Post
Topic
Board Services
Re: Quick programming bounty: anti-phishing regex - 0.2 BTC
by
dudeami
on 10/11/2013, 04:08:06 UTC
Hey, have a pure RegExp solution that will work in most circumstances.

Code:
$regex = <<<'REGEXP'
@\[url=                         # Start of URL BBCode
(                               # Group 1
((?:https?:\/\/)?)            # Group 2, capture protocol if it exists
([\da-z\.-]+)                 # Group 3, capture the hostname, without the TLD
\.                            # Need a period between the hostname and TLD
([a-z\.]{2,6})                # Group 4, TLD
((?:[\/\w \.-]*)*\/?)         # Group 5, path
)
\]
\s*?                            # Multiline support
(                               # Group 6
(?!.*\3.+\4|.*\[img\].*)    # Lookahead to check for the non-phishing domain and images
.*?
((?:https?:\/\/)?)            # Group 7, phishing URL protocol
(                             # Group 8, phishing URL host
(?:[\da-z\.-]               # Match any characters normally found in a URL
|                           # or
\[[^\]]+\]                  # Match any BBCode
|                           # or
[^\x00-\x7F])+              # Match any unicode characters
)                            
(?:\.|[^\x00-\x7F]+)          # Need a period, but also look for unicode characters
([a-z\.]{2,6})                # TLD
((?:[\/\w \.-]*)*\/?)         # Path
.*?
|                             # or
[^ ]+\[img\].*\[\/img\][^ ]+  # An image with anything other than space spaces surrounding it
)
\s*?                            # Find any whitespace inbetween
\[/url\]                        # End of URL BBCode
@xmi
REGEXP;

This will fail if any unicode characters are used inside of words, but other than that should be selective enough.

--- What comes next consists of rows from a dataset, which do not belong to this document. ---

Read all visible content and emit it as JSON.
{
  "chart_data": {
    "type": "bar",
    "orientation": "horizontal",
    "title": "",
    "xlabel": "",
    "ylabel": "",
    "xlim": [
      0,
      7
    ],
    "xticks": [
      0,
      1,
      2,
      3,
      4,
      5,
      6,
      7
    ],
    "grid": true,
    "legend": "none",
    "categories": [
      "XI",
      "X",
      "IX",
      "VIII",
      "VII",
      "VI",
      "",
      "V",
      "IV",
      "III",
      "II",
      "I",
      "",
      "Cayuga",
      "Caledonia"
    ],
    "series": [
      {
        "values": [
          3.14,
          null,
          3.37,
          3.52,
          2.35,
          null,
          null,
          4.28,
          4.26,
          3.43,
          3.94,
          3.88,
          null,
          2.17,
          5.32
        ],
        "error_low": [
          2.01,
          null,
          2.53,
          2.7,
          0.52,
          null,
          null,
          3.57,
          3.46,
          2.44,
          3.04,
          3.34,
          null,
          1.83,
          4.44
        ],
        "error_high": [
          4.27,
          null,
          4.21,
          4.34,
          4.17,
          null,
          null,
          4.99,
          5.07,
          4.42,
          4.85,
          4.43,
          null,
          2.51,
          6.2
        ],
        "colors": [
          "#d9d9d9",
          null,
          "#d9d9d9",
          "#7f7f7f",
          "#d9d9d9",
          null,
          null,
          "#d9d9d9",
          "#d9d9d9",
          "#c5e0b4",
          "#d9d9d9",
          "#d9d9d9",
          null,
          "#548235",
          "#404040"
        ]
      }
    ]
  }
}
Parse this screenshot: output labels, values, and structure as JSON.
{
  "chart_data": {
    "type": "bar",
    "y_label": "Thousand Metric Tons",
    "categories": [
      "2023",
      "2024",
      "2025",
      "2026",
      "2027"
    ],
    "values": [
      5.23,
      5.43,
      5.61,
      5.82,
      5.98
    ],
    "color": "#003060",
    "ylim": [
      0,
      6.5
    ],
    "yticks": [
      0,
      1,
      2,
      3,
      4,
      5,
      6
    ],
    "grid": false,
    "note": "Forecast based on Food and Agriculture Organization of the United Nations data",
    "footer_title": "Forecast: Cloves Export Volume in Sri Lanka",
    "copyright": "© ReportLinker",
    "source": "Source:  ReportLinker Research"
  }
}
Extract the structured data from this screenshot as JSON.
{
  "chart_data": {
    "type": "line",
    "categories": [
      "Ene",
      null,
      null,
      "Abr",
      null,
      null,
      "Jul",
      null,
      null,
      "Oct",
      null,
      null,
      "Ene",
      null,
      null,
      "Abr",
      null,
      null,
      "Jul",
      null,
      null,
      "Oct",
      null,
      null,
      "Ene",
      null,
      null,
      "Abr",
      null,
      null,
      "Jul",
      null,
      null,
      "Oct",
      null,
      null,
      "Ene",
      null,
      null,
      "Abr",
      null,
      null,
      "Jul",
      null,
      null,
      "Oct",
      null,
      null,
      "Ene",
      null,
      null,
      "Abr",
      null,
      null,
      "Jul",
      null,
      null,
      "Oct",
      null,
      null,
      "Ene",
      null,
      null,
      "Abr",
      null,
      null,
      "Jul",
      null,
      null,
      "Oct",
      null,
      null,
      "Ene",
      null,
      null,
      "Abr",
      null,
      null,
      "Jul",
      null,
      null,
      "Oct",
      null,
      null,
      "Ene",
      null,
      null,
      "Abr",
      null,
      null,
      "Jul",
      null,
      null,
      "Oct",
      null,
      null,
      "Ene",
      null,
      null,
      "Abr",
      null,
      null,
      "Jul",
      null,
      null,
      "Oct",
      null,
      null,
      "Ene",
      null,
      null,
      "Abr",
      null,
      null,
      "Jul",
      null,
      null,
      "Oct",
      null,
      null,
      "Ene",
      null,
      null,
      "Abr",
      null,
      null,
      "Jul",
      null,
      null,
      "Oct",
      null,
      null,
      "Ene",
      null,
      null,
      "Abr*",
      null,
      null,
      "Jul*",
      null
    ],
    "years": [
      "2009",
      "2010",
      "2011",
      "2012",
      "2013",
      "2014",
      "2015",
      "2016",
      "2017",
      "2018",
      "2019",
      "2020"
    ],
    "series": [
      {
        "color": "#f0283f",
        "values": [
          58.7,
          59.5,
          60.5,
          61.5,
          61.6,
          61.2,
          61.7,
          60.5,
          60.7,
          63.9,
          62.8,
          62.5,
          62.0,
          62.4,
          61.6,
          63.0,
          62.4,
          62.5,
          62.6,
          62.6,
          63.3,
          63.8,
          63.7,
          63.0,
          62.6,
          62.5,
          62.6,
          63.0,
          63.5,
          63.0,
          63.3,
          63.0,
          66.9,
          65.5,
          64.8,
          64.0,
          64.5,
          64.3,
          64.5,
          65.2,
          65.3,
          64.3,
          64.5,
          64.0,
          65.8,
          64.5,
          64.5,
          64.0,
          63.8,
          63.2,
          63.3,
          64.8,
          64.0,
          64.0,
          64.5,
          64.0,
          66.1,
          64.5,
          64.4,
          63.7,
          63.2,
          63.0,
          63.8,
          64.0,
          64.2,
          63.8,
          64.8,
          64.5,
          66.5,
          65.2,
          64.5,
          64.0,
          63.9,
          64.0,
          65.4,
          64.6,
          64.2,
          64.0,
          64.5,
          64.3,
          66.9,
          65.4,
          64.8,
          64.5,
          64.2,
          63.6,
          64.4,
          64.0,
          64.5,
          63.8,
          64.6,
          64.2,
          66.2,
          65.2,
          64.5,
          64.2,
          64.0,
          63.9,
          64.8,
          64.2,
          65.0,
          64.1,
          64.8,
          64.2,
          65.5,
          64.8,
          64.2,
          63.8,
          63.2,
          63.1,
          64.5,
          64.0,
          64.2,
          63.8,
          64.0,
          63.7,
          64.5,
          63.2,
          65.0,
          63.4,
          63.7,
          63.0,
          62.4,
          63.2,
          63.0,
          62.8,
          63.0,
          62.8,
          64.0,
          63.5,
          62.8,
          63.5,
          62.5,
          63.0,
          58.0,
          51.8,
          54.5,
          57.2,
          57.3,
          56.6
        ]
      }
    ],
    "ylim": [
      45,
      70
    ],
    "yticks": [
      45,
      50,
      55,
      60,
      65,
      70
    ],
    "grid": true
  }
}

Example of this failing at the bottom of the post.

Edit: Will also fail when replacing the legit URL's "." with " " (or any other non-alphanumeric, non-unicode character) and having a phishing site for the URL. Expanding the TLD sections to look for real world TLDs could fix this issue to an extent.


success
Code:
[url=http://phishing.com]http://safe-site.com/login.php[/url]
Code:
[url=http://phishing.com]http://phishing.com[/url]
success
Code:
[url=phishing.com]
safe-site.com[/url]
Code:
[url=phishing.com]phishing.com[/url]
success
Code:
[url=http://phishing.com]http://safe-site.com/login.php[/url][nobbc]http://safe-site.com/login.php[/url][/nobbc]
Code:
[url=http://phishing.com]http://phishing.com[/url][nobbc]http://safe-site.com/login.php[/url][/nobbc]
success
Code:
[url=http://phishing.com]Welcome to safe-site.com![/url]
Code:
[url=http://phishing.com]http://phishing.com[/url]
success
Code:
[url=http://phishing.com]safe-site.com[/url]
Code:
[url=http://phishing.com]http://phishing.com[/url]
success
Code:
[url=http://phishing.com][b]safe[/b]-site.com[/url]
Code:
[url=http://phishing.com]http://phishing.com[/url]
success
Code:
[url=http://phishing.com]safe-site.io[/url]
Code:
[url=http://phishing.com]http://phishing.com[/url]
success
Code:
[url=http://phishing.com]safe-site⠠com[/url]
Code:
[url=http://phishing.com]http://phishing.com[/url]
success
Code:
[url=http://phishing.com]safe-site .com[/url]
Code:
[url=http://phishing.com]http://phishing.com[/url]
success
Code:
[url=http://phishing.com]s a f e-s i t e.com[/url]
Code:
[url=http://phishing.com]http://phishing.com[/url]
success
Code:
[url=http://safe-site.io]safe-site.com[/url]
Code:
[url=http://safe-site.io]http://safe-site.io[/url]
success
Code:
[url=http://phishing.com]safe-site[img]http://asdf.com/period.png[/img]com[/url]
Code:
[url=http://phishing.com]http://phishing.com[/url]
failure
Code:
[url=http://phishing.com]http://safe-site com[/url]
Code:
[url=http://phishing.com]http://safe-site com[/url]
success
Code:
[url=http://safe-site.com]http://safe-site.com[/url]
Code:
[url=http://safe-site.com]http://safe-site.com[/url]
success
Code:
[url=safe-site.com]safe-site.com[/url]
Code:
[url=safe-site.com]safe-site.com[/url]
success
Code:
[url=http://safe-site.com]safe-site.com[/url]
Code:
[url=http://safe-site.com]safe-site.com[/url]
success
Code:
[url=safe-site.com]http://safe-site.com[/url]
Code:
[url=safe-site.com]http://safe-site.com[/url]
success
Code:
[url=http://safe-site.com][img]http://asdf.com/image.png[/img][/url]
Code:
[url=http://safe-site.com][img]http://asdf.com/image.png[/img][/url]
success
Code:
[url=http://safe-site.com]  [img]http://asdf.com/image.png[/img][/url]
Code:
[url=http://safe-site.com]  [img]http://asdf.com/image.png[/img][/url]
success
Code:
[url=http://safe-site.com]safe-site.com is a good site[/url]
Code:
[url=http://safe-site.com]safe-site.com is a good site[/url]
success
Code:
[url=http://safe-site.com]Welcome to safe-site.com![/url]
Code:
[url=http://safe-site.com]Welcome to safe-site.com![/url]
success
Code:
[url=http://safe-site.com]こんにちは。[/url]
Code:
[url=http://safe-site.com]こんにちは。[/url]
success
Code:
Some normal text
Code:
Some normal text
success
Code:
[url=http://safe-site.com]☺☺☺ Hello ☺☺☺[/url]
Code:
[url=http://safe-site.com]☺☺☺ Hello ☺☺☺[/url]
failure
Code:
[url=http://safe-site.com]Hello☺World[/url]
Code:
[url=http://safe-site.com]http://safe-site.com[/url]
success
Code:
[url=http://safe-site.com]Hello ☺ World[/url]
Code:
[url=http://safe-site.com]Hello ☺ World[/url]